Pyotr Ilyich Tchaikovsky
Birmingham Royal Ballet
The Lowry, Salford
There is an undeniable sense of authenticity even history to Birmingham Royal Ballet’s production of Tchaikovsky’s Swan Lake. Although Peter Wright conceived the choreography in 1981, he retained aspects originated by Lev Ivanov and Marius Petipa in Russia in 1894.
As Prince Siegfried (César Morales) approaches his maturity, convention requires him to marry but, distracted by grief for his late father, he is unable to fulfil his royal responsibilities. The Prince encounters Odette (Momoko Hirata) who is, together with her handmaids, cursed to spend daylight hours in the form of a swan. Siegfried promises to free Odette from the curse but the magician who cast the spell has other ideas.
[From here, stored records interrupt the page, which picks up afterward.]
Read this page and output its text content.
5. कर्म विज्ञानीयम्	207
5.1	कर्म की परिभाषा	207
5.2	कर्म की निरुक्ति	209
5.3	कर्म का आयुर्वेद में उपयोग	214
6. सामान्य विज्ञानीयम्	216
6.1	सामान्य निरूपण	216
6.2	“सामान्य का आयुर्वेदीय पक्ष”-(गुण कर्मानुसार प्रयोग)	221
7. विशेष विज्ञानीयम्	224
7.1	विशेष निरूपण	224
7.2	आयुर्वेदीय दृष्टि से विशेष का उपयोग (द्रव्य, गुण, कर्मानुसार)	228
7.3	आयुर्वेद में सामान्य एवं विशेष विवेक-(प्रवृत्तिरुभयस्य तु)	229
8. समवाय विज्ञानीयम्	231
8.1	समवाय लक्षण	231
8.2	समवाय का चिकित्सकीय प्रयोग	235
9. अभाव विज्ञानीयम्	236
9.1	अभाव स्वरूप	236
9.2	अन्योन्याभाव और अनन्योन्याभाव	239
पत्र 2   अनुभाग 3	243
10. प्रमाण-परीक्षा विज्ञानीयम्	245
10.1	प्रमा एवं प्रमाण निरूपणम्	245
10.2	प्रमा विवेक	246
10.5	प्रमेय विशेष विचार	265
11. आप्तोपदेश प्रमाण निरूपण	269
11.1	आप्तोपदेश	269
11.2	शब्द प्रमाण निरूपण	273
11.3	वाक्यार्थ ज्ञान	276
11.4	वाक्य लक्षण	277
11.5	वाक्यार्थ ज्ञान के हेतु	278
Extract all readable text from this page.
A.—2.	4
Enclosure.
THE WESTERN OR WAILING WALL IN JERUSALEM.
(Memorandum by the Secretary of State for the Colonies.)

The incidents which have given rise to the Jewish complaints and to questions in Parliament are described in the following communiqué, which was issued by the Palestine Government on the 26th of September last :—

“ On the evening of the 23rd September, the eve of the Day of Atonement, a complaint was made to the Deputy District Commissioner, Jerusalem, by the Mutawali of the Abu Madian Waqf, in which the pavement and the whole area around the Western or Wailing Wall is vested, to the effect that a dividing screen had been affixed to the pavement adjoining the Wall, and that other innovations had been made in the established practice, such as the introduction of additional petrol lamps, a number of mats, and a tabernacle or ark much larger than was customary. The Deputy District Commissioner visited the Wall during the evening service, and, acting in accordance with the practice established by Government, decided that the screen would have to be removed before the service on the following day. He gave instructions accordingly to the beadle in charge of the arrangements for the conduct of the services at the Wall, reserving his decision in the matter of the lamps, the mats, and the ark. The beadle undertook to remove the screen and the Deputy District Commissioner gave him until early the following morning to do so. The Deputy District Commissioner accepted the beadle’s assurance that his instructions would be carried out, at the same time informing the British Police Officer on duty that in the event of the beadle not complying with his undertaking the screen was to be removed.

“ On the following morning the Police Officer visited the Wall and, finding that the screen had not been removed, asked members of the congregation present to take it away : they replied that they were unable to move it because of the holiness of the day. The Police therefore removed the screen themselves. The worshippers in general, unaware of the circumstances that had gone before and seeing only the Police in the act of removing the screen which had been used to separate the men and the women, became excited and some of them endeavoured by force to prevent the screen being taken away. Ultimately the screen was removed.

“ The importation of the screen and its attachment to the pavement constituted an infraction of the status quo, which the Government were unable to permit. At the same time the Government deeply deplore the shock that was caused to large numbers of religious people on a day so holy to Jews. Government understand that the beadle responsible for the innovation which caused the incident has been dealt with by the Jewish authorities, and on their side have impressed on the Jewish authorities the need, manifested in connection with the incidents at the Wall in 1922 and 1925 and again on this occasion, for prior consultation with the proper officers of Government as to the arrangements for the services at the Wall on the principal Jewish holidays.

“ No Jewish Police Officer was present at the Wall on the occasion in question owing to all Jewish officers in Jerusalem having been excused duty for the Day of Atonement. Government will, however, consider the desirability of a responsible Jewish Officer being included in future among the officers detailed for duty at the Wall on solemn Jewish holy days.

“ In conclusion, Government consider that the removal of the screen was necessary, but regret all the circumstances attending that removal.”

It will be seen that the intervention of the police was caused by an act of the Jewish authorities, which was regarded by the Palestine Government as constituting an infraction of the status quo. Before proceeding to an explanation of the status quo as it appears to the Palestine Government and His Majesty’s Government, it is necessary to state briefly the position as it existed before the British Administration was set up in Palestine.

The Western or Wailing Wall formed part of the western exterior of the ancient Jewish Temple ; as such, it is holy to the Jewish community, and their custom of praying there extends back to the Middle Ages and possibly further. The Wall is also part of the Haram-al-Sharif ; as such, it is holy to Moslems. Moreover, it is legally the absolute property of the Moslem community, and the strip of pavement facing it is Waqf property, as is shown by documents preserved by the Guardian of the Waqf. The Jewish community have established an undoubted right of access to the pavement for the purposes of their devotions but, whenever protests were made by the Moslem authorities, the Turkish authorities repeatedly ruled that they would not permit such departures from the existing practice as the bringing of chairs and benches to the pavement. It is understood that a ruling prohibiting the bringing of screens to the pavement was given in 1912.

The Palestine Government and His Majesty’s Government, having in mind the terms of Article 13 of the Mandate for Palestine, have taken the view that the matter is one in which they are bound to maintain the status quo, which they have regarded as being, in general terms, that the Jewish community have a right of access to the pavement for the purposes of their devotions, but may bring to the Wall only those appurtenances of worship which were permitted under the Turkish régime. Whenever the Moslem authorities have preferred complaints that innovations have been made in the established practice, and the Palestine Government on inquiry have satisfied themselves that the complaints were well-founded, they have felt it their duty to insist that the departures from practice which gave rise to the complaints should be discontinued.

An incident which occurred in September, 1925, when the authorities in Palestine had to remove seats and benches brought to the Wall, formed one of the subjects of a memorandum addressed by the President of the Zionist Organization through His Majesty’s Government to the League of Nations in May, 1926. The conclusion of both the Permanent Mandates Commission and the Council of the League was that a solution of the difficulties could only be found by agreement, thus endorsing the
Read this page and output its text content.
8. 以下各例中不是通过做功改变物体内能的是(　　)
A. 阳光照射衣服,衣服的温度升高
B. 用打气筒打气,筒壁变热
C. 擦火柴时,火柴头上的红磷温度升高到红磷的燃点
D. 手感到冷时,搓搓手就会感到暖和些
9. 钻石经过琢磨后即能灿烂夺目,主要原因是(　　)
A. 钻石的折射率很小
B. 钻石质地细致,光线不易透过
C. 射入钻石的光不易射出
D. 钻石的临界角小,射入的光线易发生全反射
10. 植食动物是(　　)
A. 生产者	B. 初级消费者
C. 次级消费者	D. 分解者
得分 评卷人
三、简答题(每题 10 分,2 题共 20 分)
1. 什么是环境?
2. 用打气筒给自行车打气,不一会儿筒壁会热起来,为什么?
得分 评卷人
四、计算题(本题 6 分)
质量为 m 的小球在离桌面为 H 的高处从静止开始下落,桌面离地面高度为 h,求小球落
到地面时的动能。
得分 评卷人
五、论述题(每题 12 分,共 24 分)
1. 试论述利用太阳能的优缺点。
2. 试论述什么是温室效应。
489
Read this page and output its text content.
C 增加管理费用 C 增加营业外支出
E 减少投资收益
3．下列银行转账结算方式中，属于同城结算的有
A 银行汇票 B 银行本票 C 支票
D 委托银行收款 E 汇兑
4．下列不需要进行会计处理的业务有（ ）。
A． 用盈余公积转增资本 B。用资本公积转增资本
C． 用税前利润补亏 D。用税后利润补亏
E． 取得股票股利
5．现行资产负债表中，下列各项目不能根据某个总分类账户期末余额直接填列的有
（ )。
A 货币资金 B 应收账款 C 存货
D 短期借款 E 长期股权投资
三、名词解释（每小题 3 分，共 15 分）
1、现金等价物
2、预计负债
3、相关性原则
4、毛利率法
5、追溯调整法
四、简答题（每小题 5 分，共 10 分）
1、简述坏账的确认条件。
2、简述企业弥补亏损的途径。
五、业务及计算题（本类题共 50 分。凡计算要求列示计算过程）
Philip Prowse has designed a lush production yet the sheer scale of the sets dwarves the cast and creates a chilly, oppressive mood. It feels like we have accidently wandered into Mordor. The opening scene of a funeral procession creates the sense of a community in mourning which lasts for the entire ballet. Everyone is desperate for some form of relief or change. The costumes, while opulent, are faded rather than cheerful—muted pale blues / silver or black / gold. Peter Teigen’s lighting never really rises above twilight, creating a murky, desolate atmosphere.
Regardless of the depressed mood, this is an eye-catching production. Peter Wright is certainly not afraid of spectacle and uses every inch of the massive Lyric stage to maximum effect. The production constantly moves from one jaw-dropping moment to another—the ethereal Swan Maidens gradually and gracefully filling the stage or emerging from a waterfall of dry ice in the final act are stunning.
Despite the scale of the production at heart, there is a sense of isolation. César Morales plays Prince Siegfried as Hamlet but without the speeches. Morales does not indulge in the opportunities for exuberance offered by ballet but instead gives a tightly controlled, emotionally devastated performance. It is significant that when Morales gives his early solos the other members of the company have their backs turned—he is alone even when in a crowd.
Momoko Hirata on the other hand offers an unearthly alien interpretation of Odette. Even when in human form, there is something animalistic about Odette with arms twisting backwards like wings and head thrust forward as if pecking. Transformed into Odile, the Black Swan, Hirata brings a hint of malice to the role, the bird-like movements of her arms becoming a cruel parody; just pointless flapping. The technical achievements of Morales and Hirata working together, especially in the third act, are astounding.
It is tempting to take Swan Lake for granted and treat it as a collection of ‘greatest hits’—the ravishing score and well-known moments such as Odile’s apparently endless ‘whipping turns’. Birmingham Royal Ballet’s production is, however, fresh and invigorating—combining breathtaking spectacle with awesome technical displays to create a deeply moving story of loss and longing that will delight audiences.